El mismísimo Tatuaje, su séquito, los guardianes que sostenían al porta-Tatuaje, miraban hacia el lado contrario, contemplando las últimas operaciones de limpieza en la palestra. El hombre abrió la boca y miró a Billy y Dane.
Entonces llegaron las ráfagas de hojas y los gritos de Byrne, y un instante de silencio, y Billy y Dane estaban plantados justo entre el Tatuaje y Byrne, en representación de Grisamentum, el mayor y más antiguo enemigo del Tatuaje.
* * *
El Tatuaje oyó las expresiones de angustia que salían del hombre que cargaba con él, y exigió a su séquito que se diera la vuelta y que le dieran la vuelta a él. Las dos fuerzas miraron a Dane y a Billy, y se miraron entre ellas. ¿Acaso eran eso sirenas de la policía, en alguna calle no lo bastante cercana?, pensó Billy. ¿Eran esos los gritos de los funcionarios del estado que venían de camino? No importaba. Los arreadores hicieron que el minotauro de hojas se levantara y lanzara un zarpazo contra el suelo. Billy sintió, igual que si fuera un animal corriendo entre Byrne y el Tatuaje, una pregunta: ¿a lo mejor deberíamos centrarnos en estos dos?; pero el perfil de Londres llevaba años definiéndose por su enemistad. Era una lógica demasiado aplastante como para dejarla de lado, tal y como Billy esperaba. De manera que los guerreros del Tatuaje y los arreadores de monstruos de Byrne y Grisamentum se fueron aproximando.
La figura de hojas de color otoñal corría, movida por las manos expertas de sus arreadores, transformándose en varias versiones más pequeñas del mismo hombre con cabeza de toro, meciéndose rítmicamente al compás del viento para incorporarse a la lucha. Los cabezas huecas portaban navajas y embistieron en vano contra las hojas, que los sujetaron formando provisionales garras de hojas solidificadas. Un disparo de la pistola de Dane alcanzó un casco. Una figura cayó, y la inmensa mano cerrada de su cabeza se hizo visible a través del oscuro cristal roto. Dane esquivó un golpe del brazo de hojas y tiró de Billy para apartarlo de su trayectoria. Su arma piñoneó. Se agazaparon junto a la basura, a orillas de la batalla.

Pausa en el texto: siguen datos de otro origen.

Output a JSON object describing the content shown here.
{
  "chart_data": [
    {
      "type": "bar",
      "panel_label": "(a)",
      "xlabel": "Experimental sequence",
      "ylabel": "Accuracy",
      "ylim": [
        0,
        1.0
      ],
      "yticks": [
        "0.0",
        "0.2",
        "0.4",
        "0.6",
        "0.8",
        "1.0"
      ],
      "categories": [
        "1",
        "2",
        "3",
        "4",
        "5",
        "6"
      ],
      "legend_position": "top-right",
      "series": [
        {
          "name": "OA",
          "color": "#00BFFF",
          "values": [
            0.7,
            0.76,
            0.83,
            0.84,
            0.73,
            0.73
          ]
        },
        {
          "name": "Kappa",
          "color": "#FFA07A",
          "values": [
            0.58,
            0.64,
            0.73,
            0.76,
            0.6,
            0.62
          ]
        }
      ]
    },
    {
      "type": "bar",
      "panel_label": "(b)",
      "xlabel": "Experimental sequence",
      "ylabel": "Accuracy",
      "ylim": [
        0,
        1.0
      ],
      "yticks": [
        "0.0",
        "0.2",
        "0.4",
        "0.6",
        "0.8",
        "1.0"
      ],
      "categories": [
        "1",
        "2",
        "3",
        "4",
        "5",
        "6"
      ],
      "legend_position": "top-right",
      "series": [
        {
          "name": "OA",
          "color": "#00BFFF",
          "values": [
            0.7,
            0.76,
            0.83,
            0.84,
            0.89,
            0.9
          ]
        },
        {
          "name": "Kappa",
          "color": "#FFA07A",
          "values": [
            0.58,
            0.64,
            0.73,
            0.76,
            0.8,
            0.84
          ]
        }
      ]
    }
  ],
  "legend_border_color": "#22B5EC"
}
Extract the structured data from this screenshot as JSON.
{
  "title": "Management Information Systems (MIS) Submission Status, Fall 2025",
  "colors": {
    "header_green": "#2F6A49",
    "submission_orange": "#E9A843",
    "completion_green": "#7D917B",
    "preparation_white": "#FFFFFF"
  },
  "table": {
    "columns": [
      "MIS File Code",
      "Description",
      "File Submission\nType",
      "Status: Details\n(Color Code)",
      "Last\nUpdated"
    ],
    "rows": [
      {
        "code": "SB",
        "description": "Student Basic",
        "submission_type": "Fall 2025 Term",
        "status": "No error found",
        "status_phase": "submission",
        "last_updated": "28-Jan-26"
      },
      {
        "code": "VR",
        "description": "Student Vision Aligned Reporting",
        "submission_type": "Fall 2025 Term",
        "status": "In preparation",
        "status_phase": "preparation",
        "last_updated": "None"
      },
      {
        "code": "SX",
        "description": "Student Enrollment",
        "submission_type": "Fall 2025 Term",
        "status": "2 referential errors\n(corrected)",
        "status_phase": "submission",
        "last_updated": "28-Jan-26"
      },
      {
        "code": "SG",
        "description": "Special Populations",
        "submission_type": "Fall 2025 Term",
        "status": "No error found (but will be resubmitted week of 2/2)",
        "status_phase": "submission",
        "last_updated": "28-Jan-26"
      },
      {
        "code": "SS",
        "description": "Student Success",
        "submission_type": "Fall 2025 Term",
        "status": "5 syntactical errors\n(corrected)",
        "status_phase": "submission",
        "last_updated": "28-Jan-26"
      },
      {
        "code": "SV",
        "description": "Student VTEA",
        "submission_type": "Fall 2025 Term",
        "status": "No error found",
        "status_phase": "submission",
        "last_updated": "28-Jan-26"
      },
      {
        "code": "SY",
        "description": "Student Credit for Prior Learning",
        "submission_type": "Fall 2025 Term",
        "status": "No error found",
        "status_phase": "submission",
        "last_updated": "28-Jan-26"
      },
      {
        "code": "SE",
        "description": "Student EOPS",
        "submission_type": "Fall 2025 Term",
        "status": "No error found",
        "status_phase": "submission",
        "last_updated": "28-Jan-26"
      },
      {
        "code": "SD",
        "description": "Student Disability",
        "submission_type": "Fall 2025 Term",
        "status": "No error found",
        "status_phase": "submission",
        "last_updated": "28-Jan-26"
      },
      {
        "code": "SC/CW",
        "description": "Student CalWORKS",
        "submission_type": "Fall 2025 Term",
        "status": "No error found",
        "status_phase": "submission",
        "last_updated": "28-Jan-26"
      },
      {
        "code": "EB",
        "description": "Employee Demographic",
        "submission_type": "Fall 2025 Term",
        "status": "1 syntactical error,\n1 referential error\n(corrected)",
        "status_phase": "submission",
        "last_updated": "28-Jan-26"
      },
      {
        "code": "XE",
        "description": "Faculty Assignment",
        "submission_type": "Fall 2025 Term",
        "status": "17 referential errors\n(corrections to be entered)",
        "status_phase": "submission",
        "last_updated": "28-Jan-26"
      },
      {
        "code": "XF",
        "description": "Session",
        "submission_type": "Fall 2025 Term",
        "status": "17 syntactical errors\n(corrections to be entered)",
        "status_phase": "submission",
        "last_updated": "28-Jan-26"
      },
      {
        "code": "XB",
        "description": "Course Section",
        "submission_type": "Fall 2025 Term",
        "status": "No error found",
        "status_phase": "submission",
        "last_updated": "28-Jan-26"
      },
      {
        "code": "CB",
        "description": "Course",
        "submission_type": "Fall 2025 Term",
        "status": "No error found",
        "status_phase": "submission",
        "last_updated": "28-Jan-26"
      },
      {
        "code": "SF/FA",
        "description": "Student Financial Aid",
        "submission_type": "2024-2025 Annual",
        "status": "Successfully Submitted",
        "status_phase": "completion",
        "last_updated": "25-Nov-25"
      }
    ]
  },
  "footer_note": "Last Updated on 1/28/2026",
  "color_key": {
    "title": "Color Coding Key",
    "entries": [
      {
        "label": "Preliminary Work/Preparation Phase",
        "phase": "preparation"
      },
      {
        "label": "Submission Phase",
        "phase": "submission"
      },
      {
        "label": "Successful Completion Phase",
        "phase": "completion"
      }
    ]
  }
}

—Mira —dijo Billy. El hombre tatuado se estremecía dentro de su chaqueta extragrande, mientras sus guardianes se enfrentaban a las hojas y la pelea entre las bandas atraía su atención. Billy y Dane se miraron.
Billy tomó una decisión. Corrió y se contrajo, y el tiempo se sincopó y se rompió un cristal. Con su fáser, hizo que un guardián saliera volando. Dane lo siguió y agarró al hombre tatuado, que lo miró tan aterrorizado que su imagen resultaba sobrecogedora.
—¡Vamos!
Dane y Billy se lo llevaron con ellos (medio rehén, medio rescatado) por el terreno mugriento donde los últimos cuerpos esperaban a ser recogidos. Ahora había policías, figuras profiriendo a gritos absurdas amenazas de arresto, que salían de la oscuridad para adentrarse en la oscuridad, tal vez arrojando hechizos, de la naturaleza que fuera, que pudieran, solo por aquella noche, chisporrotear como fuegos artificiales mojados. El hombre vestido de cuero se mecía casi como un niño entre la mano apretada de Dane y la de Billy. Susurraba. Por debajo de aquellos ruidos se oía otro sonido, las protestas, la ira y las amenazas del Tatuaje por debajo de su chaqueta.